The company submitted a combined 510(k) and CLIA waiver application for the BIOFIRE SPOTFIRE Vaginitis Panel, a diagnostic assay designed to produce eight distinct results from a single swab. The panel is configured to detect bacterial vaginosis, yeast and parasite pathogens, and is marketed with a reported turnaround time of 20 minutes.
In parallel with the U.S. filing, BioMerieux plans to submit the SPOTFIRE Vaginitis Panel for CE marking in the European Union as a Class C near-patient test under the In Vitro Diagnostic Regulation, known as IVDR. The firm has indicated an intention to pursue regulatory approvals across both jurisdictions.
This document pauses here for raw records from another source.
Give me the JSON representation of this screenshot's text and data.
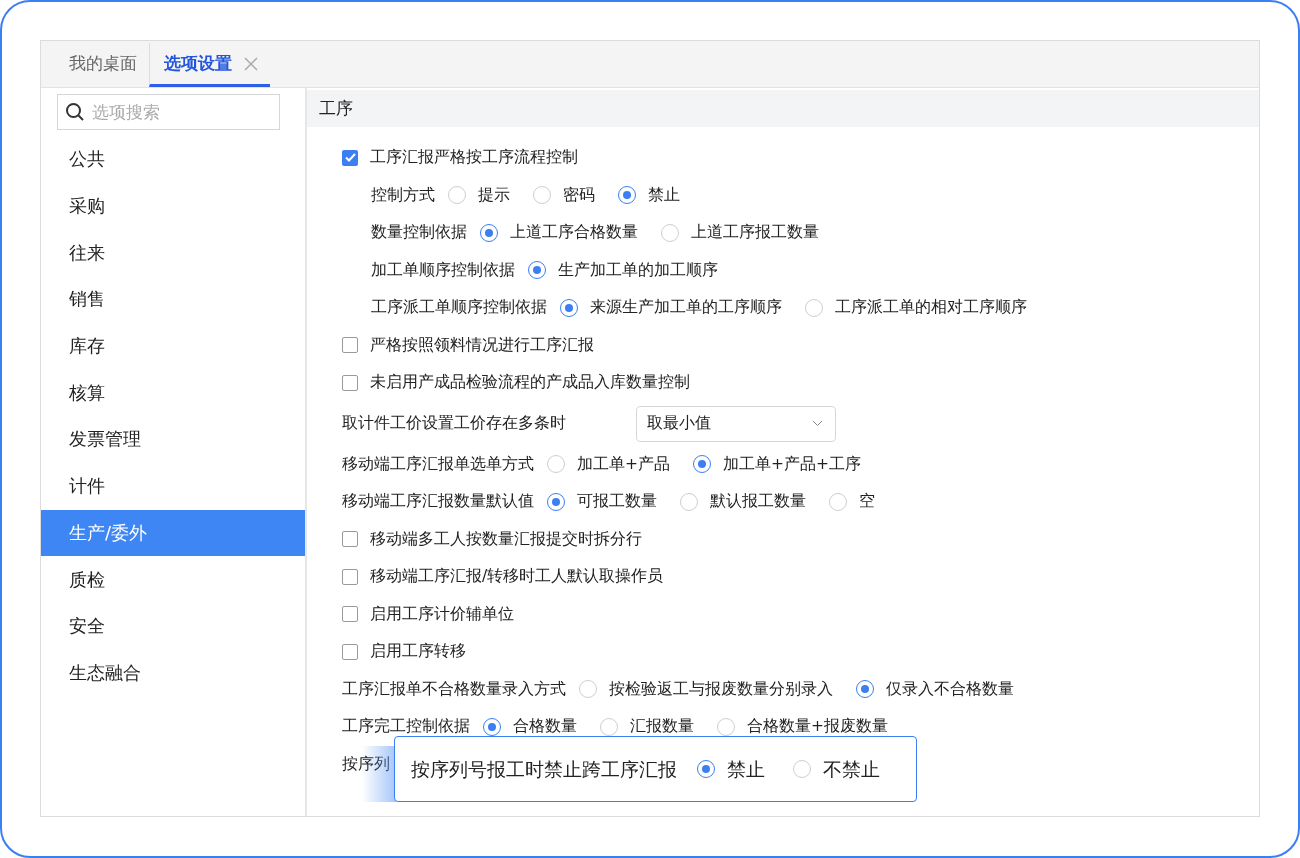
{
  "tabs": [
    {
      "label": "我的桌面",
      "selected": false,
      "closable": false
    },
    {
      "label": "选项设置",
      "selected": true,
      "closable": true
    }
  ],
  "search": {
    "placeholder": "选项搜索"
  },
  "sidebar": {
    "items": [
      {
        "label": "公共",
        "selected": false
      },
      {
        "label": "采购",
        "selected": false
      },
      {
        "label": "往来",
        "selected": false
      },
      {
        "label": "销售",
        "selected": false
      },
      {
        "label": "库存",
        "selected": false
      },
      {
        "label": "核算",
        "selected": false
      },
      {
        "label": "发票管理",
        "selected": false
      },
      {
        "label": "计件",
        "selected": false
      },
      {
        "label": "生产/委外",
        "selected": true
      },
      {
        "label": "质检",
        "selected": false
      },
      {
        "label": "安全",
        "selected": false
      },
      {
        "label": "生态融合",
        "selected": false
      }
    ]
  },
  "section": {
    "title": "工序",
    "rows": [
      {
        "kind": "checkbox",
        "label": "工序汇报严格按工序流程控制",
        "checked": true,
        "children": [
          {
            "kind": "radio",
            "label": "控制方式",
            "options": [
              {
                "label": "提示",
                "selected": false
              },
              {
                "label": "密码",
                "selected": false
              },
              {
                "label": "禁止",
                "selected": true
              }
            ]
          },
          {
            "kind": "radio",
            "label": "数量控制依据",
            "options": [
              {
                "label": "上道工序合格数量",
                "selected": true
              },
              {
                "label": "上道工序报工数量",
                "selected": false
              }
            ]
          },
          {
            "kind": "radio",
            "label": "加工单顺序控制依据",
            "options": [
              {
                "label": "生产加工单的加工顺序",
                "selected": true
              }
            ]
          },
          {
            "kind": "radio",
            "label": "工序派工单顺序控制依据",
            "options": [
              {
                "label": "来源生产加工单的工序顺序",
                "selected": true
              },
              {
                "label": "工序派工单的相对工序顺序",
                "selected": false
              }
            ]
          }
        ]
      },
      {
        "kind": "checkbox",
        "label": "严格按照领料情况进行工序汇报",
        "checked": false
      },
      {
        "kind": "checkbox",
        "label": "未启用产成品检验流程的产成品入库数量控制",
        "checked": false
      },
      {
        "kind": "select",
        "label": "取计件工价设置工价存在多条时",
        "value": "取最小值"
      },
      {
        "kind": "radio",
        "label": "移动端工序汇报单选单方式",
        "options": [
          {
            "label": "加工单+产品",
            "selected": false
          },
          {
            "label": "加工单+产品+工序",
            "selected": true
          }
        ]
      },
      {
        "kind": "radio",
        "label": "移动端工序汇报数量默认值",
        "options": [
          {
            "label": "可报工数量",
            "selected": true
          },
          {
            "label": "默认报工数量",
            "selected": false
          },
          {
            "label": "空",
            "selected": false
          }
        ]
      },
      {
        "kind": "checkbox",
        "label": "移动端多工人按数量汇报提交时拆分行",
        "checked": false
      },
      {
        "kind": "checkbox",
        "label": "移动端工序汇报/转移时工人默认取操作员",
        "checked": false
      },
      {
        "kind": "checkbox",
        "label": "启用工序计价辅单位",
        "checked": false
      },
      {
        "kind": "checkbox",
        "label": "启用工序转移",
        "checked": false
      },
      {
        "kind": "radio",
        "label": "工序汇报单不合格数量录入方式",
        "options": [
          {
            "label": "按检验返工与报废数量分别录入",
            "selected": false
          },
          {
            "label": "仅录入不合格数量",
            "selected": true
          }
        ]
      },
      {
        "kind": "radio",
        "label": "工序完工控制依据",
        "options": [
          {
            "label": "合格数量",
            "selected": true
          },
          {
            "label": "汇报数量",
            "selected": false
          },
          {
            "label": "合格数量+报废数量",
            "selected": false
          }
        ]
      },
      {
        "kind": "radio",
        "label": "按序列"
      }
    ]
  },
  "callout": {
    "label": "按序列号报工时禁止跨工序汇报",
    "options": [
      {
        "label": "禁止",
        "selected": true
      },
      {
        "label": "不禁止",
        "selected": false
      }
    ]
  }
}
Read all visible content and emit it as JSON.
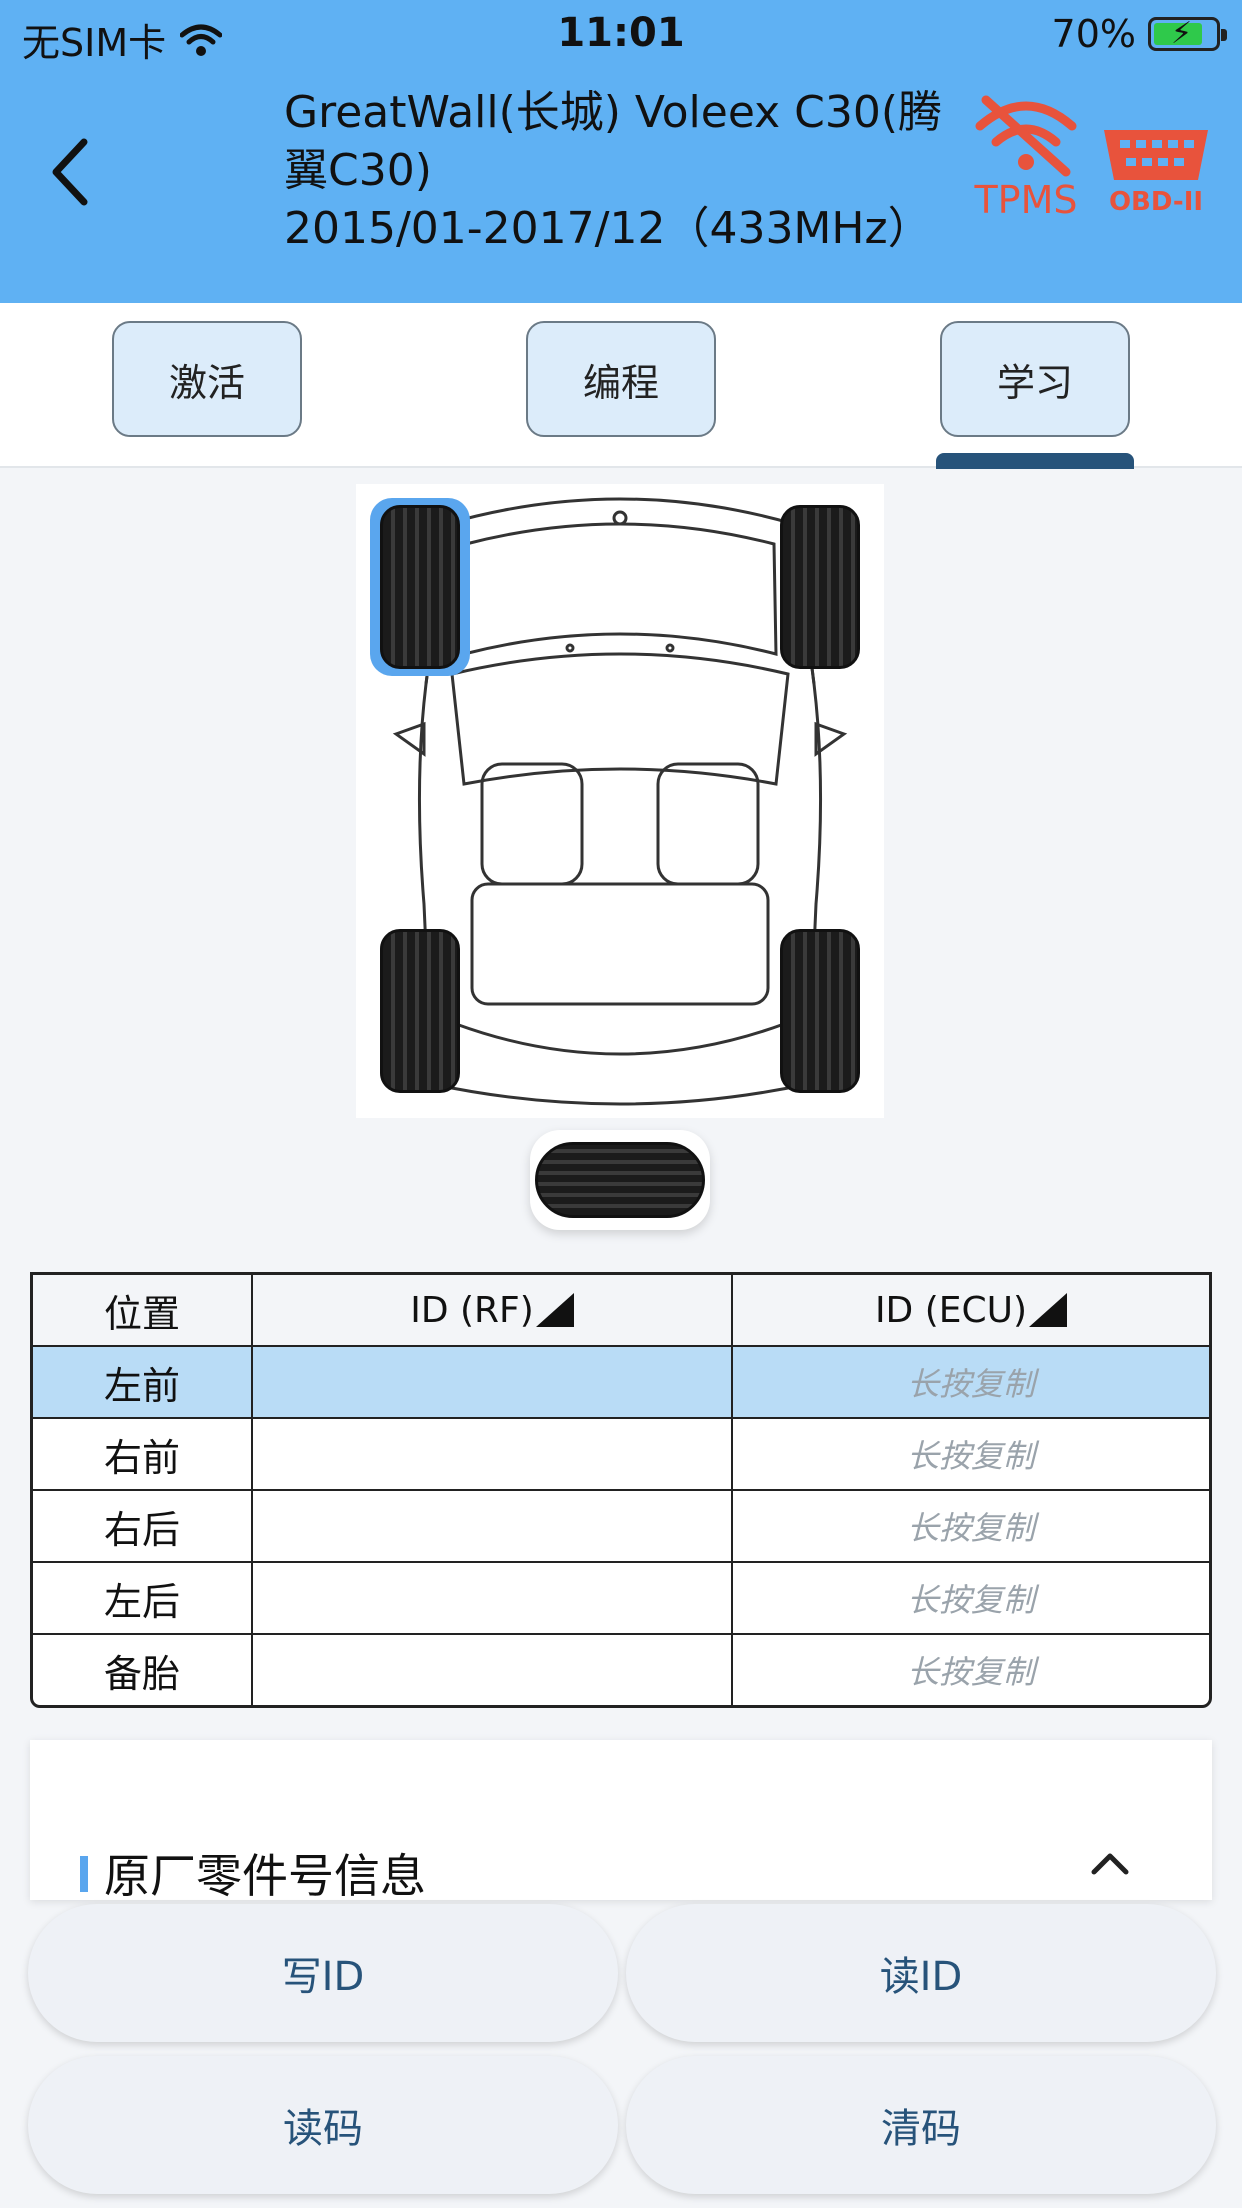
{
  "status_bar": {
    "carrier": "无SIM卡",
    "time": "11:01",
    "battery": "70%"
  },
  "header": {
    "title_line1": "GreatWall(长城) Voleex C30(腾",
    "title_line2": "翼C30)",
    "title_line3": "2015/01-2017/12（433MHz）",
    "tpms_label": "TPMS",
    "obd_label": "OBD-II",
    "accent": "#5fb1f3",
    "alert_color": "#e8533c"
  },
  "tabs": {
    "items": [
      {
        "label": "激活"
      },
      {
        "label": "编程"
      },
      {
        "label": "学习"
      }
    ],
    "active": 2
  },
  "table": {
    "headers": {
      "position": "位置",
      "rf": "ID (RF)",
      "ecu": "ID (ECU)"
    },
    "rows": [
      {
        "position": "左前",
        "rf": "",
        "ecu": "长按复制",
        "selected": true
      },
      {
        "position": "右前",
        "rf": "",
        "ecu": "长按复制"
      },
      {
        "position": "右后",
        "rf": "",
        "ecu": "长按复制"
      },
      {
        "position": "左后",
        "rf": "",
        "ecu": "长按复制"
      },
      {
        "position": "备胎",
        "rf": "",
        "ecu": "长按复制"
      }
    ]
  },
  "info_card": {
    "title": "原厂零件号信息"
  },
  "buttons": {
    "write_id": "写ID",
    "read_id": "读ID",
    "read_code": "读码",
    "clear_code": "清码"
  }
}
Market commentary on the filing timeline came from Morgan Stanley, which noted that the company’s submission schedule appears consistent with previously stated guidance. The brokerage group added that it would expect FDA clearance to occur in the Q4'26/Q1/27 period.
The filings cover two distinct regulatory pathways in the U.S. The 510(k) route is a premarket notification process and the CLIA waiver application seeks authorization that would permit use in settings with waived clinical laboratory status. The company’s dual approach aims to address both market access and operational settings for the test.
Investors reacted modestly to the announcement, with shares edging higher on the day. The filings and the stated timeline set a regulatory milestone for the SPOTFIRE Vaginitis Panel, while the planned CE marking submission signals parallel regulatory work in the EU.
As presented by the company, the SPOTFIRE Vaginitis Panel is designed to consolidate multiple pathogen detections into a single, rapid assay with a 20-minute turnaround and eight reported results from one specimen. The company has initiated formal steps with regulators in the U.S. and is preparing a CE marking submission under IVDR for a Class C near-patient designation in Europe.